Monday, April 14, 2014

Cheerful letter from a missionary in the south

Abner, Lawrence County, Tennessee Dec 19, 1884

Elder George C. Lambert

Elder McCuistion and I have just returned from a three weeks trip into Giles Marshall and Lincoln counties where there had never been any Mormon” Elders before.

We met many Fine people who treated us kindly, and invited us back, while on the other hand we met some who showed us the door, (when they learned we were “Mormons”) and warned us never to darken it again.

At Talley station in Marshall Co., we held two meetings, and had the pleasure of speaking to about 150 people each time, who had never seen a “Mormon” before. We also attended a Baptist meeting thinking to get an appointment in the evening. Parson Creeks on learning that we were “Mormons,” very kindly invited us to preach which we consented to do. One gentleman, however, objected to us preaching, stating that when the house was built it was with the understanding that “Mormons” should not be allowed to preach there. Quite a number of men then arose and took our part stating that we had as much right to preach as any one else and if they stopped one sect they should stop all. After parleying for nearly half an hour they decided to leave it to a vote of the house. Parson Creeks then put the vote and the whole congregation voted for us to preach except four. Mr Creeks then gave the meeting into our charge and I spoke to them for over an hour on the first principles of the gospel.

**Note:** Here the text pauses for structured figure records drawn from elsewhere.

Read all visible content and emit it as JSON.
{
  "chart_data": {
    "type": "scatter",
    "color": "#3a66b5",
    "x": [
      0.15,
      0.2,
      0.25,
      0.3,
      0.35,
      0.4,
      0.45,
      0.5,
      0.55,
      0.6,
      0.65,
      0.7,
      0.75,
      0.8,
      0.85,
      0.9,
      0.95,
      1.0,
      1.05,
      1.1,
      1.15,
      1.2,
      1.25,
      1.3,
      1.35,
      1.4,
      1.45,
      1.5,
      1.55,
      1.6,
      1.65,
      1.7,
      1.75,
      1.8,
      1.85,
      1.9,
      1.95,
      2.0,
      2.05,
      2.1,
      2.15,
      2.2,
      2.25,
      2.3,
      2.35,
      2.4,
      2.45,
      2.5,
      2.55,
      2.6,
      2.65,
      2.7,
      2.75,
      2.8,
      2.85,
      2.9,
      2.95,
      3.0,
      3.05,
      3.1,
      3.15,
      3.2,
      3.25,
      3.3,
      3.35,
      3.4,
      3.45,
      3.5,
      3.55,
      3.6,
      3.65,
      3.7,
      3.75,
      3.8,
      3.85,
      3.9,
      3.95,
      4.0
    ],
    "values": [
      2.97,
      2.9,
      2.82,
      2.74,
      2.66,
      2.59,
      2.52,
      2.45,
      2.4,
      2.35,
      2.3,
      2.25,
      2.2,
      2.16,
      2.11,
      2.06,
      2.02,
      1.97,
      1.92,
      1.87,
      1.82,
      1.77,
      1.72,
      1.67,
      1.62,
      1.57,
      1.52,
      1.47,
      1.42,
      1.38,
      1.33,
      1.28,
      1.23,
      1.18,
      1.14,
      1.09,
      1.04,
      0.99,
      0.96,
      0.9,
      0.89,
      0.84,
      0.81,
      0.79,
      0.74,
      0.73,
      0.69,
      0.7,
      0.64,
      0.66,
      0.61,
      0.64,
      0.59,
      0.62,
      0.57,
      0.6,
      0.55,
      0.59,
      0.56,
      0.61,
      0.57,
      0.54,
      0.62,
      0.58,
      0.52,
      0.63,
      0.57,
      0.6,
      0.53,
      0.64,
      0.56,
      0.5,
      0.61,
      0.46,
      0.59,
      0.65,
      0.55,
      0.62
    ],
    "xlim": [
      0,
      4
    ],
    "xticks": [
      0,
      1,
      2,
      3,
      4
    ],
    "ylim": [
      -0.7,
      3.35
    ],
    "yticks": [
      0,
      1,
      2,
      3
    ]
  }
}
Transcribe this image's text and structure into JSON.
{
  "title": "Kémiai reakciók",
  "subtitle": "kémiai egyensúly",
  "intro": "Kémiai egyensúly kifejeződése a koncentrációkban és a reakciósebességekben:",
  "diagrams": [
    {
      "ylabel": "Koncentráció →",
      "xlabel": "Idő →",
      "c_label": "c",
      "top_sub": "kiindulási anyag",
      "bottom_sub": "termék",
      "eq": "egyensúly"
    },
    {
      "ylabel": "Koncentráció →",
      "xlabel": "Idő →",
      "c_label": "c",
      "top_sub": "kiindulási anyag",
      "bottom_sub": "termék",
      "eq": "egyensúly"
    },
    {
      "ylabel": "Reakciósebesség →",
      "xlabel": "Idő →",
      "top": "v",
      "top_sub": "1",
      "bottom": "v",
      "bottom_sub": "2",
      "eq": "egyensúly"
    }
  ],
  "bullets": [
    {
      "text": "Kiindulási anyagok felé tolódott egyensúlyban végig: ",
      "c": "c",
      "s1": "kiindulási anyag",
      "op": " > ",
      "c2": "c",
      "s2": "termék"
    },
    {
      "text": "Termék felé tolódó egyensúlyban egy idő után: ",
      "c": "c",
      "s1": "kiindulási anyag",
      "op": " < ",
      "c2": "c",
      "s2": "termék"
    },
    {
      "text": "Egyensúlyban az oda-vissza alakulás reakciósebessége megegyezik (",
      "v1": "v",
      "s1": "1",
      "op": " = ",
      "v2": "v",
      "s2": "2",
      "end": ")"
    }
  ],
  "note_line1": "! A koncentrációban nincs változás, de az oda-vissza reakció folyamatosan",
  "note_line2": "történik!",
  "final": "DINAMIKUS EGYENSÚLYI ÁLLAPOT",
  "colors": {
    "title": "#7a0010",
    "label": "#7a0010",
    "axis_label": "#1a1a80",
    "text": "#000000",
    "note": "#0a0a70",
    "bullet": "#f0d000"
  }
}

Elder Thos. H. Robins is with me now and we will likely take a trip to Marshall County again in about ten days.
Elder Fuller returned home last month and I have been appointed to take his place as president of the Southwestern Tennessee Conference. I feel my weakness and inability in undertaking the task, still with the help of the Lord and the faith and prayers of the brethren I shall strive to do my duty and fill the position to the best of my ability.
On the 30th of this month it will be 15 months since I left home and the time has passed so quickly that it scarcely seems half that long. My health is good and I am feeling well in the ministry. Above all things that I prize my mission for, is for the increase of testimony it has given me of the truth of the gospel . I have seen the power of god made manifest many times in restoring the sick to health and have felt free in testifying to all men that this is the Gospel of Christ restored to earth again in its fullness.

The weather here is very cold and the ground is white with snow I have suffered far more with cold here than I ever did at home but the open condition of the houses is no doubt the reason of it many of the people here live in railed pens that you might throw a cat through; but the people are all noted for having good beds.



Amy T said...

Lots of familiar names there! Interesting comments about the housing. Sounds pretty wretched in that regard.

Ardis said...

It's nice to see a pleasant letter with good news. I suppose there were lots of them, but the ones we tend to hear about are the dramatic tales of hardship and persecution.

BruceCrow said...

The names don't change much do they?
The homes were made deliberately drafty (they did that in Hong Kong too) because there was no air conditioning for the summer. In the winter you can add another blanket, but there are only so many blankets you can remove during the summer humidity.

Given what had happened just a few months earlier, I think his tone is indeed very upbeat.